Andrés Suriani fue a la Corte de Justicia con pose de apóstol que no pudiendo dar cuenta de obra alguna, desplegó un sermón en donde aseguró que junto a los salteños vive un calvario ante la posibilidad de que la justicia terrenal erradique a dios de las escuelas. (Daniel Avalos)

Lo hizo el día jueves. Habló allí por casi diez minutos con el rostro enlutado y un tono de voz sepulcral. En circunstancias normales no habría porqué detenerse en lo que dijo salvo para celebrar que el Estado argentino le garantizase el derecho a exponer, practicar y defender su honda religiosidad. El problema es que Suriani aseguró hablar en nombre de todos los salteños y ahí sí, entonces, algunos desenfundamos el teclado para decir que no; que nada nos une a la salteñidad que Suriani universalizo para todos los que habitamos esta provincia.
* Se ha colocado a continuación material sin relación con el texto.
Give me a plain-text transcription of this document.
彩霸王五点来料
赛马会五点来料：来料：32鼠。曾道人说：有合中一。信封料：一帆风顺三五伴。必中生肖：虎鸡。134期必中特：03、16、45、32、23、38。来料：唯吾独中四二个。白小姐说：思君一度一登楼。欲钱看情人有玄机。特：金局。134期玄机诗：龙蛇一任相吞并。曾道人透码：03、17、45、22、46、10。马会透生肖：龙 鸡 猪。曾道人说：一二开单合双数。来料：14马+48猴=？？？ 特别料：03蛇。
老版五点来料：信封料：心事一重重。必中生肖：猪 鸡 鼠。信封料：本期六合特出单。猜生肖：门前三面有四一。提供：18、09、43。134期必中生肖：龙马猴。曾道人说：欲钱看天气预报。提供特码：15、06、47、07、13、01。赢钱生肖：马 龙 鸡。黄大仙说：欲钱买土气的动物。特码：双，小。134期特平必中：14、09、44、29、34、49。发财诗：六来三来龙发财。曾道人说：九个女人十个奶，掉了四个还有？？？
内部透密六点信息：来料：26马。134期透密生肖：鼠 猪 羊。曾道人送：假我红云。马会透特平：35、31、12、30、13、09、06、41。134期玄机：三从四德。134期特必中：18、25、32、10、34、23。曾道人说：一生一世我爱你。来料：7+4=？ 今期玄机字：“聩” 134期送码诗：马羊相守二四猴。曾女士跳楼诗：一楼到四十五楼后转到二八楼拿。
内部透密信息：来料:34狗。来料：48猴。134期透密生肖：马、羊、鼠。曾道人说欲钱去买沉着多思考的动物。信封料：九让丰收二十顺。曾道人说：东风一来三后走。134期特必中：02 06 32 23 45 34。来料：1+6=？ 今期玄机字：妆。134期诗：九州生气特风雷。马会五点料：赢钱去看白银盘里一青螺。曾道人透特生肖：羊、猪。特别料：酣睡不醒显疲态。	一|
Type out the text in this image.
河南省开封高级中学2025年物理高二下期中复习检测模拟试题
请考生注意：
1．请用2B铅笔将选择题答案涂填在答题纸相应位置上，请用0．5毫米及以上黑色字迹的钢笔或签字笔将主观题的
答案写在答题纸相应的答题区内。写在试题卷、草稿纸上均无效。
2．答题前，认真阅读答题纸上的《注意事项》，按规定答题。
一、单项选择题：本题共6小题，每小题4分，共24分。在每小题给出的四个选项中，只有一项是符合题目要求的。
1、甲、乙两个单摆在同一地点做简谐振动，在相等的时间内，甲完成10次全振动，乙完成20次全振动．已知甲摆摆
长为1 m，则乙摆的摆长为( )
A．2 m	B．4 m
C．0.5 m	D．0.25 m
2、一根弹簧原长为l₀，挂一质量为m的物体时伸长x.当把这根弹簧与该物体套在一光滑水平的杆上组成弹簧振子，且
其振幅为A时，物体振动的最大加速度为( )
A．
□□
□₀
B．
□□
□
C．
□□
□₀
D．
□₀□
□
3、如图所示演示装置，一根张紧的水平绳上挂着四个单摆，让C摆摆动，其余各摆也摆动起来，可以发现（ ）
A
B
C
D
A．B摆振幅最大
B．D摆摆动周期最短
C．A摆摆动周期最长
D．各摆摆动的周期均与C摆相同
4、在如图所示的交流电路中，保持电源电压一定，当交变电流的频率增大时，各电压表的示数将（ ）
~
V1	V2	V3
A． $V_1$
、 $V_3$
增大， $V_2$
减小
Que somos muchos quienes transitamos por veredas que nada tienen en contra de Dios ni de la religión, pero que sí pensamos que las escuelas en vez de ser el lugar donde se jure lealtad a un sistema de creencia religioso, sea el espacio donde deba cultivarse el conocimiento objetivo, donde se debe aprender a formular hipótesis que sin excusas se atrevan a colisionar con la realidad con el fin de verificar o descartar tal hipótesis, y en donde todos deben esforzarse por encontrar las formas de explicar de la forma más comprensible posible aquello que conocieron.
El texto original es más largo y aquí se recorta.